Spigelian hernia, also known as spontaneous lateral ventral hernia
Sports hernia: a hernia characterized by chronic groin pain in athletes and a dilated superficial ring of the inguinal canal.
Velpeau hernia: a hernia in the groin in front of the femoral blood vessels
Amyand's Hernia: containing the appendix vermiformis within the hernia sac
Busse's Hernia: a testicle within the hernia sac
Treatment
It is generally advisable to repair hernias in a timely fashion, in order to prevent complications such as organ dysfunction, gangrene, and multiple organ dysfunction syndrome. Most abdominal hernias can be surgically repaired, and recovery rarely requires long-term changes in lifestyle. Uncomplicated hernias are principally repaired by pushing back, or "reducing", the herniated tissue, and then mending the weakness in muscle tissue (an operation called herniorrhaphy). If complications have occurred, the surgeon will check the viability of the herniated organ, and resect it if necessary. Modern muscle reinforcement techniques involve synthetic materials (a mesh prosthesis) that avoid over-stretching of already weakened tissue (as in older, but still useful methods). The mesh is placed over the defect, and sometimes staples are used to keep the mesh in place. Evidence suggests that this method has the lowest percentage of recurrences and the fastest recovery period. Increasingly, some repairs are performed through laparoscopes.Many patients are managed through surgical daycare centers, and are able to return to work within a week or two, while heavy activities are prohibited for a longer period. Patients who have their hernias repaired with mesh often recover in a number of days. Surgical complications have been estimated to be up to 10%, but most of them can be easily addressed. They include surgical site infections, nerve and blood vessel injuries, injury to nearby organs, and hernia recurrence.

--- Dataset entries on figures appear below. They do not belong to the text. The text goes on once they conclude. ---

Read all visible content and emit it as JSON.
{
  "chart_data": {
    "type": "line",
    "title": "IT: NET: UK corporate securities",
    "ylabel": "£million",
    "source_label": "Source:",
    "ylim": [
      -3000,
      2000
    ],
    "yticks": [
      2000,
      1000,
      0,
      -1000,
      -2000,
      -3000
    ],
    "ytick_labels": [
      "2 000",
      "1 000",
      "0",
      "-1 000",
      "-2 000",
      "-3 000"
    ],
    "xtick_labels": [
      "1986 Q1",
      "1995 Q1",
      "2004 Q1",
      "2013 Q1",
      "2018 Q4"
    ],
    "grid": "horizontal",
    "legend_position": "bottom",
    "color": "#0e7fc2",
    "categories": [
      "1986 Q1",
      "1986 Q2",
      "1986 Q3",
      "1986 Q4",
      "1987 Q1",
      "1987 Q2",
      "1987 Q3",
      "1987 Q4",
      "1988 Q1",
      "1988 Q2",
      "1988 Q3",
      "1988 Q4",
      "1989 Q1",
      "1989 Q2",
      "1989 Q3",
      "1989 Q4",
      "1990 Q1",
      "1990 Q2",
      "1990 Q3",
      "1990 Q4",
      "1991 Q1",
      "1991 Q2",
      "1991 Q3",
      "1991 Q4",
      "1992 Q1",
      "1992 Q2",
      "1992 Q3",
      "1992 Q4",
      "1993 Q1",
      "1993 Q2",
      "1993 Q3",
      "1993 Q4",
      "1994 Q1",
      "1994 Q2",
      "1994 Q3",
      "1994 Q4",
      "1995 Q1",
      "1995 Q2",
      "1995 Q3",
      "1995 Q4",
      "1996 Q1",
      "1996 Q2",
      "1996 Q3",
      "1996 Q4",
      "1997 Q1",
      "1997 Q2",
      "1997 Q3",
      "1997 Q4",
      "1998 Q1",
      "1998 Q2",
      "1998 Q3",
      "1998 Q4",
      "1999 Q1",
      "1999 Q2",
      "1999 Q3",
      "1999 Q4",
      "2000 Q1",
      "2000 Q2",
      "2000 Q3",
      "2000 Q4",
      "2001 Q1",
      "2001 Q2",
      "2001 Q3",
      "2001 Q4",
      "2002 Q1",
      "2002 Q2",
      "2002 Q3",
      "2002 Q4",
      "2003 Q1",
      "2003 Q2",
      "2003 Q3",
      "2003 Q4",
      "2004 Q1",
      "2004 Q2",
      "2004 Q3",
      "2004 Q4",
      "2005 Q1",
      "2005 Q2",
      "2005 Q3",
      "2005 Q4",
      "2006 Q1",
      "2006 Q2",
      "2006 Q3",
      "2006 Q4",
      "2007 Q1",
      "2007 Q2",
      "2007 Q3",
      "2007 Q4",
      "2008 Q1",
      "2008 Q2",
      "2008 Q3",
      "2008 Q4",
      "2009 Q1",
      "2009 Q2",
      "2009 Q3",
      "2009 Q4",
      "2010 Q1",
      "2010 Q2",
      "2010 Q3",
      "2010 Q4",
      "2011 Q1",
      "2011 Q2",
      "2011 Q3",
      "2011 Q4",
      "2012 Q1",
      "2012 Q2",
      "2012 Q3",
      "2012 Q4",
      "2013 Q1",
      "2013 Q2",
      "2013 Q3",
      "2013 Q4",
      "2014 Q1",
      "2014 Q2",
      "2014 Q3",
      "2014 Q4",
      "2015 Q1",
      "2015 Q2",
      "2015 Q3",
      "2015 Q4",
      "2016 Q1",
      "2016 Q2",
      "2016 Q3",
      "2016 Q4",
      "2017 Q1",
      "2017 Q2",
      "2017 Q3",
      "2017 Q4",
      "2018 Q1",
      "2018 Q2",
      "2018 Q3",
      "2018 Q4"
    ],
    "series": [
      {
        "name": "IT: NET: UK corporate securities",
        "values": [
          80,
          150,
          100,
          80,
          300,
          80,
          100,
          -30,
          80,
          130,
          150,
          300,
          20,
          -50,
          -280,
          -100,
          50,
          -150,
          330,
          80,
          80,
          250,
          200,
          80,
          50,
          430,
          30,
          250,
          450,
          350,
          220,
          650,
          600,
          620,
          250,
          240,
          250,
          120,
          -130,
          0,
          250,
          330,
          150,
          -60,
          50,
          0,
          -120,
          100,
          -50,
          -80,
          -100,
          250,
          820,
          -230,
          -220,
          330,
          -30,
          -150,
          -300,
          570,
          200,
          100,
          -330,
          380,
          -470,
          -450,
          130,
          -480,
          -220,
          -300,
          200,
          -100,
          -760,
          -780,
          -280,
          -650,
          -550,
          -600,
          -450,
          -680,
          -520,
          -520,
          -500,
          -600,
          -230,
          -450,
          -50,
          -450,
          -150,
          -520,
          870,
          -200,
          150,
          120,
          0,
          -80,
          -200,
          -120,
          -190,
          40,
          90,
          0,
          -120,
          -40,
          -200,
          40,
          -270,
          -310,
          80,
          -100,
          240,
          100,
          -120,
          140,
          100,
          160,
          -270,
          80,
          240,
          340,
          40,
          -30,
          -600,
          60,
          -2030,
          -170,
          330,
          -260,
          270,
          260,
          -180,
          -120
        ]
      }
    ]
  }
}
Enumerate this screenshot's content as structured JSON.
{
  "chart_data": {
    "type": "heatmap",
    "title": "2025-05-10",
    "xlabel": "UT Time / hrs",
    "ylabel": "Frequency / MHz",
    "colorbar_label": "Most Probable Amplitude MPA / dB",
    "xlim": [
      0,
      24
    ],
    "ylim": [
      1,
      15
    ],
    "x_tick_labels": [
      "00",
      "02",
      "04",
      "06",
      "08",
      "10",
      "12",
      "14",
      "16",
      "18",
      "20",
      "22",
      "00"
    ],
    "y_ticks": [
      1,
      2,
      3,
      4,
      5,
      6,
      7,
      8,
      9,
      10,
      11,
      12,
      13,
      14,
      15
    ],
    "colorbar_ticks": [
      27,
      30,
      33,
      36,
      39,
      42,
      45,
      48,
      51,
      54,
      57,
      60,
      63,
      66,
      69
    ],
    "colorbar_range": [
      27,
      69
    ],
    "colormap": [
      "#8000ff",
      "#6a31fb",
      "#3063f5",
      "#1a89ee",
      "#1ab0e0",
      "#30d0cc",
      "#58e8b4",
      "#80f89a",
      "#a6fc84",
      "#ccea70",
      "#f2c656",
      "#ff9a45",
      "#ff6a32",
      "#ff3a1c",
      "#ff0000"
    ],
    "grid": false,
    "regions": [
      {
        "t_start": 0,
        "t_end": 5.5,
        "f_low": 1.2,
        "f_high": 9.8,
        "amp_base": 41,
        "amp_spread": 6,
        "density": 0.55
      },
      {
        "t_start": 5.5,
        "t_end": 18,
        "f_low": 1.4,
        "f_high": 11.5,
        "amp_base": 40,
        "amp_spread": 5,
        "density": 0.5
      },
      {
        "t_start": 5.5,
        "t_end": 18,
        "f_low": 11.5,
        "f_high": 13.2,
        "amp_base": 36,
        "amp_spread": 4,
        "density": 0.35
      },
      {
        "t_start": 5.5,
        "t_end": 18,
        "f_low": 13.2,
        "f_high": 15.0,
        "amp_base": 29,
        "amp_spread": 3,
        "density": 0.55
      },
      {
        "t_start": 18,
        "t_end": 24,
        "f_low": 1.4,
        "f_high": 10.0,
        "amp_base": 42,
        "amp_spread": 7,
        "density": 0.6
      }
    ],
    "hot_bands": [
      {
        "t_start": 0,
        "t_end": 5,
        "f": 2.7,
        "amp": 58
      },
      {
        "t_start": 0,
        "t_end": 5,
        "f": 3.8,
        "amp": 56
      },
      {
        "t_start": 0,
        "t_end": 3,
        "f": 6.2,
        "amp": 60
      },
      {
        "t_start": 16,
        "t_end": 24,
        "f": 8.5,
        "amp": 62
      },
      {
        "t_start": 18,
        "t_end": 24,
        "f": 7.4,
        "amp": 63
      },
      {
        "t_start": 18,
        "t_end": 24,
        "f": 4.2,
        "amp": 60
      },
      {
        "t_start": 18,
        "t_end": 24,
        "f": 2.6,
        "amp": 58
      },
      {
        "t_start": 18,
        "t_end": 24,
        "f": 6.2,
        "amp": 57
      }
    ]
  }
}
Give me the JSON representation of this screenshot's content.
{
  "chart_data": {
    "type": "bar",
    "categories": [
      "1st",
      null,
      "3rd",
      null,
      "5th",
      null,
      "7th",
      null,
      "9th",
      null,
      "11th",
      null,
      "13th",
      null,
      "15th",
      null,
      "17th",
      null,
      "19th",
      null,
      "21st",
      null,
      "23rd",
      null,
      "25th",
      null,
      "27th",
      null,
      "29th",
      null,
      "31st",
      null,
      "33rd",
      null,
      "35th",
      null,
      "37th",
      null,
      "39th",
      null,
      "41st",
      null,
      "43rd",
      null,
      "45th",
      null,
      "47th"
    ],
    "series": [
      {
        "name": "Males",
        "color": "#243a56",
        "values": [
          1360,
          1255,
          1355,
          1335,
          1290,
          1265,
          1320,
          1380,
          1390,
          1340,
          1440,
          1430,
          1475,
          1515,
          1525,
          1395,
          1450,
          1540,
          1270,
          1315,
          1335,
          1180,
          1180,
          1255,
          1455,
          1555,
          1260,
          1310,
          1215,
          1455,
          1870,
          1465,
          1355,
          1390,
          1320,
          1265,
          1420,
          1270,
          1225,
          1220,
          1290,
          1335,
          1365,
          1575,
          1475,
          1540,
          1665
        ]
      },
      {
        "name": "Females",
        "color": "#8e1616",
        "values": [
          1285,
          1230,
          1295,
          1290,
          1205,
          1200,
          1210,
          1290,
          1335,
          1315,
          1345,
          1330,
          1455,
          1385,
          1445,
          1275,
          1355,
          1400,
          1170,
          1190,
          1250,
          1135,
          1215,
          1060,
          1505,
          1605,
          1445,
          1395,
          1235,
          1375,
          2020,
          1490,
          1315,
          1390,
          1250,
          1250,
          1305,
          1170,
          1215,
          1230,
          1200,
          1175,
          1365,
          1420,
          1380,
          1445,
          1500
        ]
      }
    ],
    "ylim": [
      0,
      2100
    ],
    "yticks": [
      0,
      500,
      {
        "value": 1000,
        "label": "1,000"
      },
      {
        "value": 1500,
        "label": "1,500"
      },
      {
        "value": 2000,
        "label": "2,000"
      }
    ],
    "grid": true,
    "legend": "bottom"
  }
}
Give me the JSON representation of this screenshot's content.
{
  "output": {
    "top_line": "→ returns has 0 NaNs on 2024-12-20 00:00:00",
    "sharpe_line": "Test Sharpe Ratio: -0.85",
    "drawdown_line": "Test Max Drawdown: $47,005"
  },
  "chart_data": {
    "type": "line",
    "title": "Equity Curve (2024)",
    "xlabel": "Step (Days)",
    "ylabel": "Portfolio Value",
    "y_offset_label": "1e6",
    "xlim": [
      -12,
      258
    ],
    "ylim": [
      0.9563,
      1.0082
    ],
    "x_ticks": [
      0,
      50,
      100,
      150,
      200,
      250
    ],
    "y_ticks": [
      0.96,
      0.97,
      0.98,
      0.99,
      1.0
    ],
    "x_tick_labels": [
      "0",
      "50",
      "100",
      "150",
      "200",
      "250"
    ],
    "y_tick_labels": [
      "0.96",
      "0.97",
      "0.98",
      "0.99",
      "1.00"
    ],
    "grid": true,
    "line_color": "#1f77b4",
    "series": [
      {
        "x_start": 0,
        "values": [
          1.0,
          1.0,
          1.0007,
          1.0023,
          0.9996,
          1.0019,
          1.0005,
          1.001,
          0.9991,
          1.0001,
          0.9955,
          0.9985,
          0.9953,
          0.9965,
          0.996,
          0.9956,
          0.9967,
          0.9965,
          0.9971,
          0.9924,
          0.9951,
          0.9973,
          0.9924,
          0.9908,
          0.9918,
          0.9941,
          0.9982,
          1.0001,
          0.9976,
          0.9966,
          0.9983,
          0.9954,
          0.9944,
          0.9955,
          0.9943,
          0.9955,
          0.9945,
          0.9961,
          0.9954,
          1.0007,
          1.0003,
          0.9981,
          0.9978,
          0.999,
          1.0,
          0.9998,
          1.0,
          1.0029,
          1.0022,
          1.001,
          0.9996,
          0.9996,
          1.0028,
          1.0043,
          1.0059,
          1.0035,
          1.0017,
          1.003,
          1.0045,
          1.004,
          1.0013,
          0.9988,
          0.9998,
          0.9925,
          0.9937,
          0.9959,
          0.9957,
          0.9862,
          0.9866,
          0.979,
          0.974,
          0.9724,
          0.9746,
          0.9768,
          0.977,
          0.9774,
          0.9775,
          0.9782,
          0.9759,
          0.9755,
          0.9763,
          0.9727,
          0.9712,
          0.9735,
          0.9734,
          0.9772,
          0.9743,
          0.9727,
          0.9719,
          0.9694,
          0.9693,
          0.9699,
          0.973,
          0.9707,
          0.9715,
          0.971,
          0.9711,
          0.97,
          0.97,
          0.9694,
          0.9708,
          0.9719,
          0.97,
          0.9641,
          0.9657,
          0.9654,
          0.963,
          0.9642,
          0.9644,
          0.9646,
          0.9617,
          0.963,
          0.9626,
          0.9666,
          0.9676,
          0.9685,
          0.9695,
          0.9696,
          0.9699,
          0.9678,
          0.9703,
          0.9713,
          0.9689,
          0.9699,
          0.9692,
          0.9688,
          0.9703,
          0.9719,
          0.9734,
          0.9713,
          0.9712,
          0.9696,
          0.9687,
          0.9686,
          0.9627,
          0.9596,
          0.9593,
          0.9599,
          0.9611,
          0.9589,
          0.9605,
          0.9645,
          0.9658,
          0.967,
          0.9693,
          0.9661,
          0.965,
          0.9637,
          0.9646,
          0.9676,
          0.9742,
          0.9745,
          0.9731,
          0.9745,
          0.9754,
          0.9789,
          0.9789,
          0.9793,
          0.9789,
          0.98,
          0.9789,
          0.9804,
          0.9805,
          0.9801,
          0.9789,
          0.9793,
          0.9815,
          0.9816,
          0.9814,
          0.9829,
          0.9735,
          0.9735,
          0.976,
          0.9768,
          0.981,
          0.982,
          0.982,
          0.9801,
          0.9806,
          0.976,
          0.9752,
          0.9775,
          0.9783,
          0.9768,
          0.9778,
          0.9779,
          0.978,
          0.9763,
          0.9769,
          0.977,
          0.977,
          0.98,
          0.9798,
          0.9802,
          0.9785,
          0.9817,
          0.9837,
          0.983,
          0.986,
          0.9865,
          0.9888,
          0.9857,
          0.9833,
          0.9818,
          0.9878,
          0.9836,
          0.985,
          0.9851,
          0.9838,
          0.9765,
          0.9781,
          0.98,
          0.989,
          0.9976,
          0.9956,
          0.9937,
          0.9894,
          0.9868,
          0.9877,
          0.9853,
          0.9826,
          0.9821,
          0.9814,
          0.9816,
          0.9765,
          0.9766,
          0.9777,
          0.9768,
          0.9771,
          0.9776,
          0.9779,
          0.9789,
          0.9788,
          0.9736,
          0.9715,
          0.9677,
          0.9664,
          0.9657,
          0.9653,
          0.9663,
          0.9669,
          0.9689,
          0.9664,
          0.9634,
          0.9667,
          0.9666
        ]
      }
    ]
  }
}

Generally, the use of external devices to maintain reduction of the hernia without repairing the underlying defect (such as hernia trusses, trunks, belts, etc.), is not advised. Exceptions are uncomplicated incisional hernias that arise shortly after the operation (should only be operated after a few months), or inoperable patients.
It is essential that the hernia not be further irritated by carrying out strenuous labour.